It’s another week before the long-anticipated production of Othello (針鋒對決) by the Godot Theater Company (果陀劇場) premieres in Kaohsiung, but with headliners Li Li-qun (李立群) and Chin Shih-jie (金士傑), two of Taiwan’s most accomplished stage actors, ticket sales are likely to be brisk. The show will open at Taipei’s Metropolitan Hall (城市舞台) on Sept. 18.
Godot is an old hand at adapting Western classics into Chinese (including two works by Shakespeare), but even a long-time collaborator such as Li, who is now based in China, said that “I haven’t been to a performance of Shakespeare in Chinese in which I haven’t fallen asleep. As a performer, if a member of the audience falls asleep (because of the performance), then it’s my problem. My responsibility in performing in this play is to make sure that nobody falls asleep,” he said half jokingly in a meeting with the press earlier this month.
Shakespeare has been adapted into many languages, and a number of non-English productions have received the very highest accolades, but Li accepts that linguistic and cultural differences presented an insuperable challenge.
“Put the play into Chinese, and all those beautiful words become one of the play’s biggest obstacles,” he said. He told the audience at the media event that when he started reading the original play for this production, he thought it shouldn’t even be attempted. How can modern Chinese people put on a play that was written in English blank verse of 400 years ago, in which the rhythms of the language are such an evocative part of the performance? “We simply have to accept going into a production like this that we would be abandoning the language of Shakespeare from the get go,” Li said.
Coming from the mouth of one of Taiwan’s great comic actors, this was not greatly encouraging, but Li had confidence that the production could preserve the spirit of the play despite a script in the modern Chinese vernacular. “We want to make the language understandable for the audience, but we certainly want to preserve the Shakespearean spirit. If we don’t, all that would be left would be the bare bones of the story, and that’s no good to anyone,” he said.
That will be the great challenge for this production, but the fact that it has been found necessary to put Li, who plays the title role, into a tight perm and blacken him up like a black-and-white minstrel, and give Chin (who plays Iago) a hooked prosthetic nose, makes this reviewer despair.

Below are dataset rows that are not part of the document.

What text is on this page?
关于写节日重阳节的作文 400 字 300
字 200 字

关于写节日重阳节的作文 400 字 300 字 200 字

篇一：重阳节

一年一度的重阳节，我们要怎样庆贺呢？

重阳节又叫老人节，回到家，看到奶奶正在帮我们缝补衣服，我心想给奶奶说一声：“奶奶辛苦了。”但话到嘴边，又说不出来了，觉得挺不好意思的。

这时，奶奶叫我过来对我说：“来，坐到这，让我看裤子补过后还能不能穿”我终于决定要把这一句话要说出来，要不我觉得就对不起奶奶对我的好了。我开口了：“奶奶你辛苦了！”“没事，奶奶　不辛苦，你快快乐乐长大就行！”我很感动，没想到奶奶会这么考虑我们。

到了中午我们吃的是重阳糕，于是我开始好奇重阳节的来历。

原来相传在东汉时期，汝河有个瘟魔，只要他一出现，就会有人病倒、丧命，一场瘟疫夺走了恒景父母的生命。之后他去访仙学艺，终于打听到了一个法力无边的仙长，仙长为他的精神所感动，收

Shades of vaudeville seem to linger about the rehearsals, and this can only be the kiss of death for any real sense of tragedy.
Li and Chin got together six years ago to put on the enormously successful play ART, an adaptation from a work by the emerging French playwright Yasmina Reza. But even then, while the box office for that adaptation must have been gratifying, Godot’s version failed to achieve the feather-light sparkle that relies on the kind of shorthand of visual and spoken cues — body language, costume, turns of phrase, accents.
This adaptation of Othello may face similar problems of being neither English nor Chinese, but an uncomfortable mixture of the two. But to see if the production team, and its big-ticket cast, is able to bridge the gap between Elizabethan England and 21st century Taipei should prove extremely interesting to watch.